November 30, 2006
Reviewed by David Zweig
Five years through the grieving process, what have we learned from 9/11? Academy Members Peter and Monika Ressler, who simultaneously lost 95% of their business and dozens of firefighter-friends that morning, have learned volumes.
The revised edition of Spiritual Capitalism is twice the length of its predecessor. The authors’ lens has pulled back. As their breadth of focus has expanded, most of the book actually doesn’t speak about the events of 9/11 and its direct wrenching aftermath. Rather, they view the dilemmas and developments in commerce in the intervening half-decade through a prism of the shift in values that the firefighters, with whom the Resslers are so intimate, invite us to adopt as our own.
The book’s structure follows, in part, the lessons we could learn from New York’s Bravest. But the applications of those lessons now pertain to current events and everyday business — oil shocks, mega-scandals, offshoring, globalism,intensified cost-cutting and more.

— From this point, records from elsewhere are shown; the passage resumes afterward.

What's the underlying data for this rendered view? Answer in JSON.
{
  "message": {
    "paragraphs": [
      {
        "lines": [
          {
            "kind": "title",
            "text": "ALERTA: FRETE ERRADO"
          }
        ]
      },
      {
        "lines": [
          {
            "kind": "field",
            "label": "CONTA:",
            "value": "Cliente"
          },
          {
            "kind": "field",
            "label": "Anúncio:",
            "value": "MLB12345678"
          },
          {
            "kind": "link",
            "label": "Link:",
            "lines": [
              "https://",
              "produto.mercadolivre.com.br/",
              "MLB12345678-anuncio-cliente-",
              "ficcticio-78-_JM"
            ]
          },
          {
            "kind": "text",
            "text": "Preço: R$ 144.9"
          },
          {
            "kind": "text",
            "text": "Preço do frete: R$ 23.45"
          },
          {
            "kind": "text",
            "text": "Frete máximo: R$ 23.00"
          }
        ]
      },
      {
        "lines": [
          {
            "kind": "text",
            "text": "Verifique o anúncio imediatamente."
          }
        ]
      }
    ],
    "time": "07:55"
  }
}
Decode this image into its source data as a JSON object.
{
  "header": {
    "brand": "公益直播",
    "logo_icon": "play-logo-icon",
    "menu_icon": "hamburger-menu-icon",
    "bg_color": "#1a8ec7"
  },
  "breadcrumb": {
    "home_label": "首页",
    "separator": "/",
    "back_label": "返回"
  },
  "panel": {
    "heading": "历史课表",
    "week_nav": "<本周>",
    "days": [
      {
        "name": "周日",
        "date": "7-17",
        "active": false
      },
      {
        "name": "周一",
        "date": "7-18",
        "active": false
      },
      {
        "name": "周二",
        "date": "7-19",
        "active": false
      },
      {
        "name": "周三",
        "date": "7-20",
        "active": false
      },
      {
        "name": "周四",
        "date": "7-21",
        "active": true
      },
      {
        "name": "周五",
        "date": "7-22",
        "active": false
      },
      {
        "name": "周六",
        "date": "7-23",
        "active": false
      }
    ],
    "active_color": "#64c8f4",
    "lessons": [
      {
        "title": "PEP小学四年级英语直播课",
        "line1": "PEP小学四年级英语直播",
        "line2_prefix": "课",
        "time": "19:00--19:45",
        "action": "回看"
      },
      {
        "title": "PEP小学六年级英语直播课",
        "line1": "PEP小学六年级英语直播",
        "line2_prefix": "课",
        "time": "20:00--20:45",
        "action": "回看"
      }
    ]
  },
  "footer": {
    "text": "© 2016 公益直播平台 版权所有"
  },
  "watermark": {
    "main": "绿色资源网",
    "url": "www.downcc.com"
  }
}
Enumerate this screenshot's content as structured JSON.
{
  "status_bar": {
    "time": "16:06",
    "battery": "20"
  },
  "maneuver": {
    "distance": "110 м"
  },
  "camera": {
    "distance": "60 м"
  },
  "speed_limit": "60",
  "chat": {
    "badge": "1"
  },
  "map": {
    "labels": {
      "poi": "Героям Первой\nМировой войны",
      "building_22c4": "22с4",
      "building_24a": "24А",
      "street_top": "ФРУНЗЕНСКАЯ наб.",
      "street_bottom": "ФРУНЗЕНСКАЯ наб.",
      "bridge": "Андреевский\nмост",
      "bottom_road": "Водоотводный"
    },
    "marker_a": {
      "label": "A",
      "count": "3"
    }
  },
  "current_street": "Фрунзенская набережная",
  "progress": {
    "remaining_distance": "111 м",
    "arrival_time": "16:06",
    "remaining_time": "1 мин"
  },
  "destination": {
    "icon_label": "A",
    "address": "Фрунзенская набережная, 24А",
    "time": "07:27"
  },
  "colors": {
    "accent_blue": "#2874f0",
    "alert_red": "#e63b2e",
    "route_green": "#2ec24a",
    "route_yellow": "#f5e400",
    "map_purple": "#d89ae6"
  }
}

The Resslers have crafted a new edition that is current, vital, and handsome to hold and read. It doesn’t flinch from the fact that parts of Wall Street have retreated from the noble example the blue-collar firefighters set. The Resslers view this inevitable backsliding with the equanimity that comes when one is at peace in a respite during a long journey of self-examination. Such wisdom is rare. This is a splendid book.